Surnommé « le Moine », car impassible et, aux dires d’un collègue officier, quasi asexué, le commandant Rivière s’annonce d’office comme l’exact opposé de l’aspirante Baer. Face à la curiosité et à l’ouverture de la seconde, le premier est impassible, inatteignable. Mais voilà, à mesure que la recrue impose une assurance insoupçonnée, le vétéran révèle des failles béantes.
Question de doigté
Tout du long de ce pas de deux pudique, chacun agit sur l’autre comme un agent révélateur.
«Laure ne saisit pas d’emblée la nature de ses sentiments. Au début, elle est complètement dépassée par ce nouvel environnement. Il faut comprendre que si elle s’engage dans l’armée, c’est en bonne partie en réaction à son milieu : sa mère [Josiane Balasko] est une comédienne connue et elle a grandi dans une famille artistique et antimilitariste. C’est initialement pour elle une façon de s’affirmer. Puis arrive le commandant Rivière, qui est précédé d’une réputation terrifiante… Or, elle est touchée par cet homme dur et froid, comme un mur qui, face à elle, se fissurera. »
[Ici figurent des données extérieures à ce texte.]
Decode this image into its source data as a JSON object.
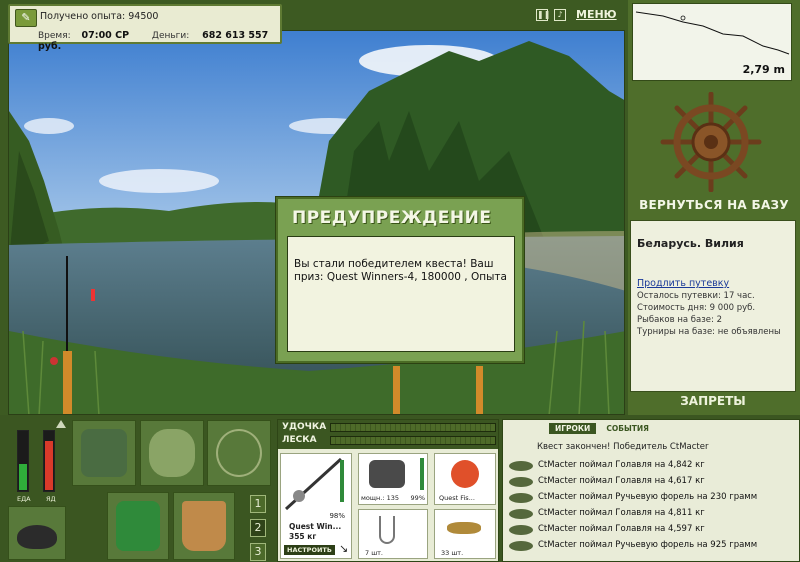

Impossible, par ailleurs, de passer à côté de la différence d’âge entre les deux personnages, l’un ayant largement l’âge d’être le père de l’autre. Un aspect délicat qu’Hélène Fillière traite avec doigté et un parti pris platonique.
« La différence d’âge entre eux est justement l’un des éléments faisant en sorte qu’il s’agit d’un amour impossible. Un amour, du reste, qu’ils ont du mal à s’avouer à eux-mêmes. Rivière travaille très fort pour maintenir une distance, malgré son trouble », note Diane Rouxel.
Le rapport hiérarchique entre évidemment en ligne de compte, et là encore, l’auteure use de finesse.
Pas ce qu’on croit
À ce propos, le contraste entre la présentation du contexte militaire et les a priori qu’on a de celui-ci, legs cinématographique macho aidant, témoigne de la même préoccupation.
Ainsi Hélène Fillière, à titre d’exemple, dirige-t-elle sa distribution de manière stylisée afin d’obtenir ce rendu littéraire déjà évoqué des dialogues.
Encore là, dans le but de faire mentir les idées préconçues.
« Le film n’est pas du tout un pamphlet militariste, mais c’est vrai que les gens que j’ai rencontrés là-bas ne correspondaient pas du tout à l’image que j’avais d’eux. J’ai croisé des gens d’abord et avant tout amoureux de la mer, de la nature ; des poètes, aussi… »
Marquant une pause, Diane Rouxel confie : « J’avais un grand-père dans la marine. Il est décédé deux ans avant le tournage. Il m’avait raconté quelques histoires à lui, mais en même temps, j’éprouvais le sentiment de le connaître assez peu. Par ce film, j’ai l’impression de m’être rapprochée de lui. » François Lévesque est à Québec à l’invitation du FCVQ.